Most of the banks present in Latvia have not published audited annual accounts for the previous year, according to information compiled by LETA.
The banks that have failed to submit audited annual accounts before April include Baltic International Bank, BlueOrange Bank, LPB Bank, Meridian Trade Bank, PNB banka (previously Norvik banka), Privatbank, Signet Bank, as well as Rietumu banka. The latter submitted its annual account on Thursday, 4 April.
«We will discuss this, because it is most definitely not normal,» said Finance and Capital Market Commission chairman Pēters Putniņš in an interview.
He said the law outlines a specific deadline before which banks are supposed to publish annual accounts. This leaves no room for interpretations.
At the same time, Putniņš explains that the reason for the delay is related to the lasting talks between banks and auditors on 2018 audit, as well as cooperation agreements signed late. «There are two sides to this situation – the auditor and bank. We will investigate the situation and react accordingly. If need be, we will organize deeper discussions,» said FCMC chairman.
He said lately the money laundering enforcement requirement section on audit inspection has become more important. Because of that, audit companies, like any private business, have to look which risks they can take on and which they cannot. «Auditors are also expected to do more, too. It is possible that they have become choosy,» said Putniņš.
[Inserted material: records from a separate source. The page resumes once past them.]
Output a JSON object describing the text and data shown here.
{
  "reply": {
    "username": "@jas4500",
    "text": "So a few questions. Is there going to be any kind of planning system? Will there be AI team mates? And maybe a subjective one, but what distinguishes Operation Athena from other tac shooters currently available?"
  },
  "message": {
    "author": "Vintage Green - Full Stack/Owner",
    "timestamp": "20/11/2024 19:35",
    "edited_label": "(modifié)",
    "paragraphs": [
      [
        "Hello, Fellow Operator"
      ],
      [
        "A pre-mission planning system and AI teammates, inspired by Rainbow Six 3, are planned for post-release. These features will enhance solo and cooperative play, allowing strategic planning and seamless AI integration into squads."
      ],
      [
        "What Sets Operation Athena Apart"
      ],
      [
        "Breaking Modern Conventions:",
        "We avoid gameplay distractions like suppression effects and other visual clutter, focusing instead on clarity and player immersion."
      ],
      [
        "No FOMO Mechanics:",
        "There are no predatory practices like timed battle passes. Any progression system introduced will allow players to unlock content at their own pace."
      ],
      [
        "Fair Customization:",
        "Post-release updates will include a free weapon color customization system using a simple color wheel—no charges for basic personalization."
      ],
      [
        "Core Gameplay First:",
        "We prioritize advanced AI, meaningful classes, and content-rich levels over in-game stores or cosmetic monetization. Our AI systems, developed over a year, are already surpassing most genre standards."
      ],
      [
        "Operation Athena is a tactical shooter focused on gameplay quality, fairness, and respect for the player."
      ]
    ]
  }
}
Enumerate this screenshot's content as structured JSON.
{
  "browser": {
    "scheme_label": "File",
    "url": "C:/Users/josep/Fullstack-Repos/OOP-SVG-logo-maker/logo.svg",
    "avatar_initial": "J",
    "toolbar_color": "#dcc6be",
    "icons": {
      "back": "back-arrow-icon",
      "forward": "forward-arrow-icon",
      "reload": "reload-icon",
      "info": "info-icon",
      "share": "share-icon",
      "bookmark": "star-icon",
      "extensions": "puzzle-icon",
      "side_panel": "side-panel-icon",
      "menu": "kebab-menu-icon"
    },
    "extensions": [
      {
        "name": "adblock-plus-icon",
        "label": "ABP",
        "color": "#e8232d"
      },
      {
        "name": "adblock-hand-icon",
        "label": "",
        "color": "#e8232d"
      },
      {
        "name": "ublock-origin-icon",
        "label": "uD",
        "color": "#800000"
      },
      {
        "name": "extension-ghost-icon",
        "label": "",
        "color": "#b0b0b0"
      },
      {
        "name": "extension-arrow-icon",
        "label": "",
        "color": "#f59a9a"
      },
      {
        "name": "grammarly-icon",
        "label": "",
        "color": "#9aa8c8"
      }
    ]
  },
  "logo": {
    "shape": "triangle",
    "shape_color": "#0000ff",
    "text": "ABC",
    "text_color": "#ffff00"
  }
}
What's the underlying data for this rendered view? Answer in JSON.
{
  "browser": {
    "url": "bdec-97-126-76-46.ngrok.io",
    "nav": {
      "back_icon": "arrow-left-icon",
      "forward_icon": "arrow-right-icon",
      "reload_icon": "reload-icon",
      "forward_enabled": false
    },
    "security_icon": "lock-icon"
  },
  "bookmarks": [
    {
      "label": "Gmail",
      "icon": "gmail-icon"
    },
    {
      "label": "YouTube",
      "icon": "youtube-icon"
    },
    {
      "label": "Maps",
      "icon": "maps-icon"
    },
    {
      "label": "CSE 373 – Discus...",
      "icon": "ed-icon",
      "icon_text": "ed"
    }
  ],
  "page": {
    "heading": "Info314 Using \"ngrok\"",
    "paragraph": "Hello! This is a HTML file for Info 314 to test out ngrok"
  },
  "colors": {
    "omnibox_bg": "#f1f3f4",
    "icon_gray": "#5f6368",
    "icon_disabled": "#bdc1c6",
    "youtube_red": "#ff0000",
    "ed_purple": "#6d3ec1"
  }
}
Additionally, FCMC chief mentioned the commission has reported the situation in the audit business environment to Finance Ministry and other institution.
«We are in a situation when banks have access to the so-called Big Four of international auditors. These companies have been performing regular audits at our country’s banks and smaller domestic companies for the past 20-25 years. However, to perform audit in a bank, one needs specific knowledge. This is because there is a difference between audits in small companies and banks. This is why if all four audit companies narrow their range of work in Latvia, it becomes harder for banks to find competent local auditors capable of performing the audit in place of the Big Four. Unlike large countries, the offers provided by local audit companies for banks is modest, to put it lightly,» said Putniņš.
He also said the rise of requirements in money laundering enforcement has made audit processes in banks harder in banks around the world. «If they miss something, it could create reputation risks for the auditor. Additionally, auditors mainly employ financial audit performers, whereas money laundering enforcement is an adjacent science. This is why if some auditor decides the risk is too great, this means performing an audit in a bank is not a forced issue, because it’s a business decision. As a result, the situation is problematic, especially considering the reaction of different auditors,» says Putniņš.
According to him, there is only one solution – to avoid depending solely on international audit companies, it is necessary to ensure audits can be performed by domestic auditors.
«This is not an easy task, because we need to prepare for it timely and gradually – we need experience, qualified personnel, learn new practices and ensure international circulation. It is also important to understand that local companies cannot do nothing for 20 years and only then try learning bank audit procedures. This is a form of business. Therefore it is necessary to organize it with help from the state. At the moment we do not have a response from Finance Ministry. On the one hand no one wants to voice any specific criticisms, but on the other hand – the state should also take some responsibility for the fact the market has ended up in this situation – when there is a shortage of local auditors capable of performing audits in banks within deadlines set by the law,» said Putniņš.
When asked how FCMC could announce some decision in relation to non-compliance with regulations of the law, Putniņš said it will not take long for the commission to review this topic.
He also mentioned that the law provides a number of penalties for non-compliance with requirements, including a fine, a warning or preventive discussions. «There is a range of options,» adds Putniņš.